Some brief thoughts on the Phonics Screening Check and SPaG Grammar



As it’s summer: some brief thoughts on the Phonics Screening Check and SPaG Grammar:

The phonics screening check is designed to test solely the 'alphabetic principle' - the ability to apply the principle of decoding graphic symbols (letters) in relation to a sound or sounds that we make with our mouths. It does not test for understanding anything.

The test is based on the idea it's best to create stages in learning to read: first, learn the alphabetic principle, then read for understanding, but 'understanding' means in English schools, 'comprehension' and is greatly limited to retrieval, inference, chronology and presentation. This overlooks multiple meanings. The tests forbid multiple meanings. There can only be one meaning.


The stages principle ('first, fast and only' for phonics, then 'read real books' later) involves, in its purest form, preventing children at the phonics stage from looking at the texts of real books.

The theoretical issue here is common to a lot of learning: just because we CAN break things down into stages or simple and more complex elements, it doesn't necessarily follow that these created stages represent the best process by which all of us learn something. We don't learn to speak or walk that way.

We should always remember that these elements or stages are not God-created, they are simply categorisations that we have created. It doesn't necessarily follow (it may or may not) that we can best learn something by following the categorisations we created in the first place.

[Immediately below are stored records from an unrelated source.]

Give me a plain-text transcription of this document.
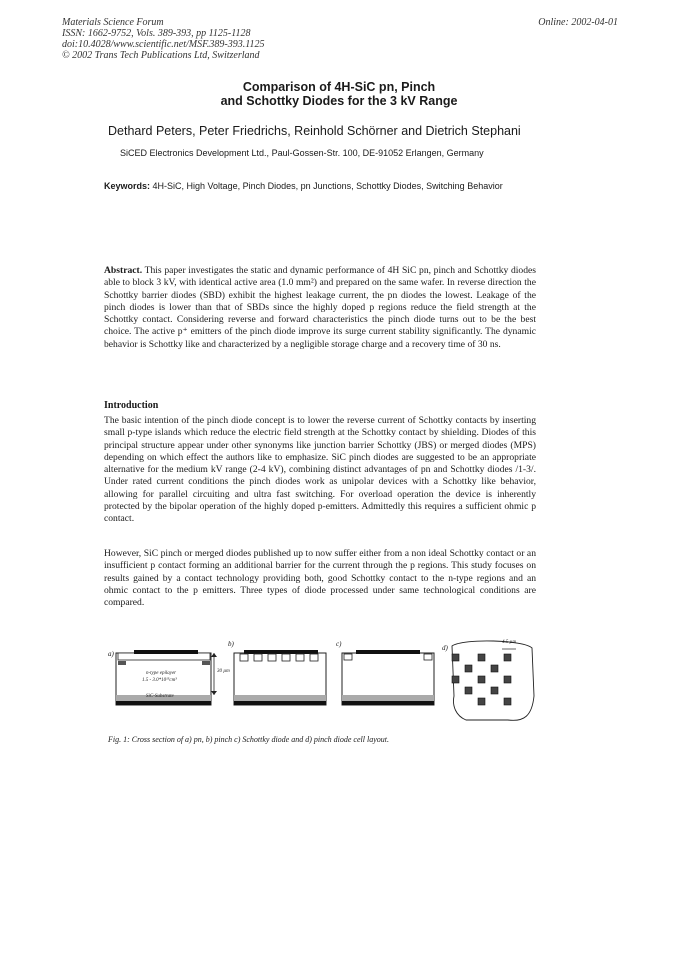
Materials Science Forum
ISSN: 1662-9752, Vols. 389-393, pp 1125-1128
doi:10.4028/www.scientific.net/MSF.389-393.1125
© 2002 Trans Tech Publications Ltd, Switzerland
Online: 2002-04-01
Comparison of 4H-SiC pn, Pinch
and Schottky Diodes for the 3 kV Range
Dethard Peters, Peter Friedrichs, Reinhold Schörner and Dietrich Stephani
SiCED Electronics Development Ltd., Paul-Gossen-Str. 100, DE-91052 Erlangen, Germany
Keywords: 4H-SiC, High Voltage, Pinch Diodes, pn Junctions, Schottky Diodes, Switching Behavior
Abstract. This paper investigates the static and dynamic performance of 4H SiC pn, pinch and Schottky diodes able to block 3 kV, with identical active area (1.0 mm²) and prepared on the same wafer. In reverse direction the Schottky barrier diodes (SBD) exhibit the highest leakage current, the pn diodes the lowest. Leakage of the pinch diodes is lower than that of SBDs since the highly doped p regions reduce the field strength at the Schottky contact. Considering reverse and forward characteristics the pinch diode turns out to be the best choice. The active p⁺ emitters of the pinch diode improve its surge current stability significantly. The dynamic behavior is Schottky like and characterized by a negligible storage charge and a recovery time of 30 ns.
Introduction
The basic intention of the pinch diode concept is to lower the reverse current of Schottky contacts by inserting small p-type islands which reduce the electric field strength at the Schottky contact by shielding. Diodes of this principal structure appear under other synonyms like junction barrier Schottky (JBS) or merged diodes (MPS) depending on which effect the authors like to emphasize. SiC pinch diodes are suggested to be an appropriate alternative for the medium kV range (2-4 kV), combining distinct advantages of pn and Schottky diodes /1-3/. Under rated current conditions the pinch diodes work as unipolar devices with a Schottky like behavior, allowing for parallel circuiting and ultra fast switching. For overload operation the device is inherently protected by the bipolar operation of the highly doped p-emitters. Admittedly this requires a sufficient ohmic p contact.
However, SiC pinch or merged diodes published up to now suffer either from a non ideal Schottky contact or an insufficient p contact forming an additional barrier for the current through the p regions. This study focuses on results gained by a contact technology providing both, good Schottky contact to the n-type regions and an ohmic contact to the p emitters. Three types of diode processed under same technological conditions are compared.
a)
b)	c)	d)
n-type epilayer
1.5 - 3.0*10¹⁵cm³
SiC-Substrate
30 µm
4.5 µm
Fig. 1: Cross section of a) pn, b) pinch c) Schottky diode and d) pinch diode cell layout.
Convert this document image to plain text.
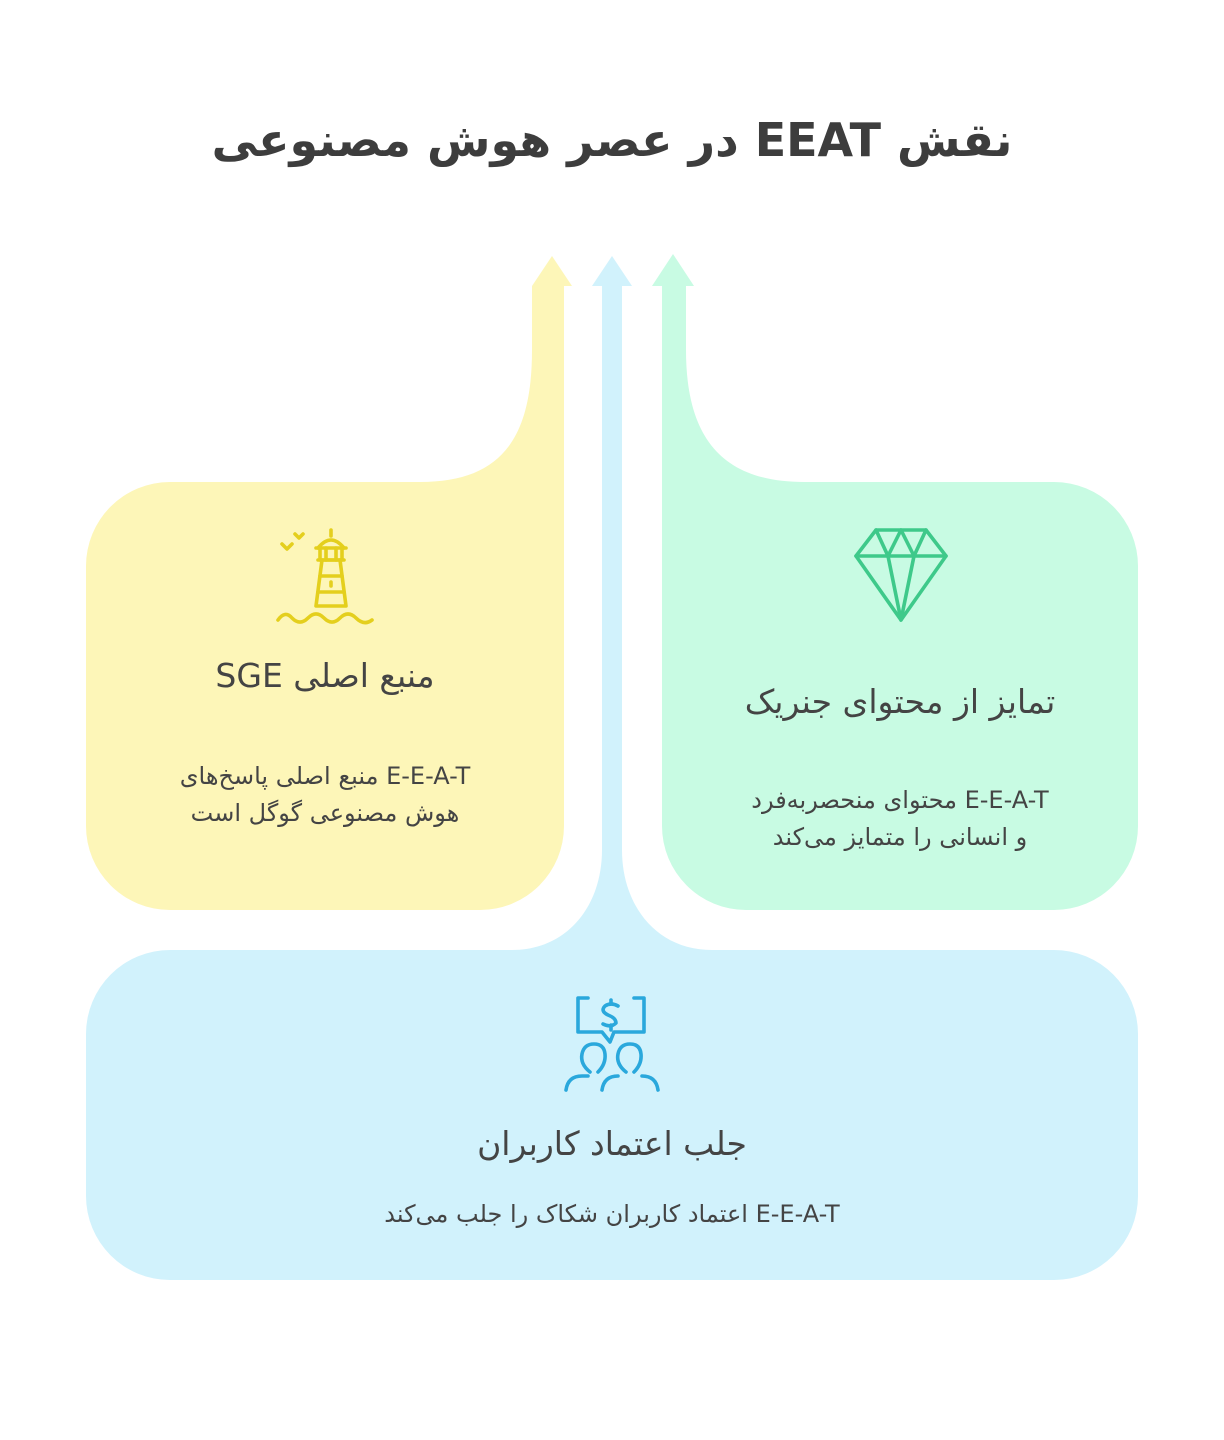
نقش EEAT در عصر هوش مصنوعی
منبع اصلی SGE
E-E-A-T منبع اصلی پاسخ‌های
هوش مصنوعی گوگل است
تمایز از محتوای جنریک
E-E-A-T محتوای منحصربه‌فرد
و انسانی را متمایز می‌کند
جلب اعتماد کاربران
E-E-A-T اعتماد کاربران شکاک را جلب می‌کند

Another example, is when people claim that it's best if we learn to write by learning sentence grammar. This leaves out the possibility that we might learn to write better, for example, by learning other kinds of grammar, or, say, by imitation-and-adaptation, or by immersion ('reading for pleasure') etc

'Sentence grammar' is not the 'building block' of how we learn to speak. We also know that children who read 'widely and often' for pleasure will write well, quite independently of whether they've been taught sentence grammar or not.

'Sentence grammar' has no explanations as to why we use language in the social sense - whether that's for face-to-face oral situations, or in writing in the many and overlapping 'genres' of writing out there. In other words, sentence grammar can't explain the very thing we have language for.

This means that when we teach decontextualised sentence grammar as in the SPaG/GPS test, we are not giving pupils the means or the help to know why they might say or write one thing rather than another.